On Friday, Microsoft said Russian government hackers continue to break into its systems using information obtained during a hack last year. This time, Russian hackers called Midnight Blizzard have targeted Microsoft’s source code and other internal systems, the company said.
“Over the past few weeks, we have seen evidence that Midnight Blizzard is using information that was originally compromised from our corporate email systems to gain or attempt to gain unauthorized access. This includes access to some of the company’s source code repositories and internal systems. Microsoft wrote in a blog post.
Microsoft too revealed these new findings in a filing with the US Securities and Exchange Commission on Friday.
This new hack comes after Microsoft disclosed in January that Russian government hackers had breached the company’s systems last November.
At the time, Russian hackers broke into corporate email accounts of “senior leadership and employees in our cybersecurity, legal and other functions.” The goal of the operation, according to Microsoft, was to understand what information Microsoft has about them.
The tech giant said in its latest blog post on Friday that Midnight Blizzard is “trying to use secrets of different types that it has found.”
Contact us
Do you know more about the ongoing Microsoft cyber attack? From a non-working device, you can contact Lorenzo Franceschi-Bicchierai securely on Signal at +1 917 257 1382 or via Telegram, Keybase and Wire @lorenzofb or via email. You can also contact TechCrunch via SecureDrop.

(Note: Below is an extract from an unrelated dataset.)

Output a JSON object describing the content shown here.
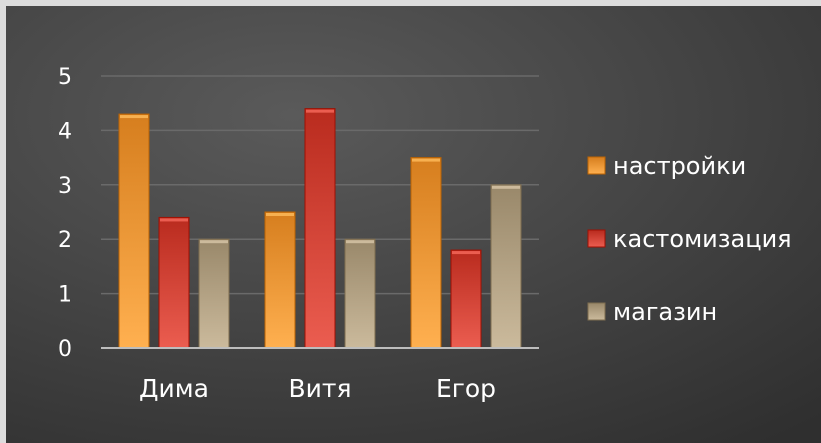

The hacking group, also known as APT29 or Cozy Bear, found some of this secret information in emails shared between Microsoft and its customers. And hackers have increased tenfold their efforts to crack accounts — also known as “password spraying” — since the initial attacks, according to Microsoft.
The hackers’ activities show “a sustained, significant commitment” of their “resources, coordination and focus,” according to the company.
“[Midnight Blizzard] it can use the information it has received to gather a picture of areas to attack and enhance its ability to do so,” Microsoft wrote.
Midnight Blizzard is believed to be a group of hackers working for Russia’s Foreign Intelligence Service, known by its Russian initials, SVR. Spies has been one of the most prolific government-backed hacking groups in recent years, compromising high-profile targets such as the Democratic National Committee in 2016, SolarWinds in 2019, and more.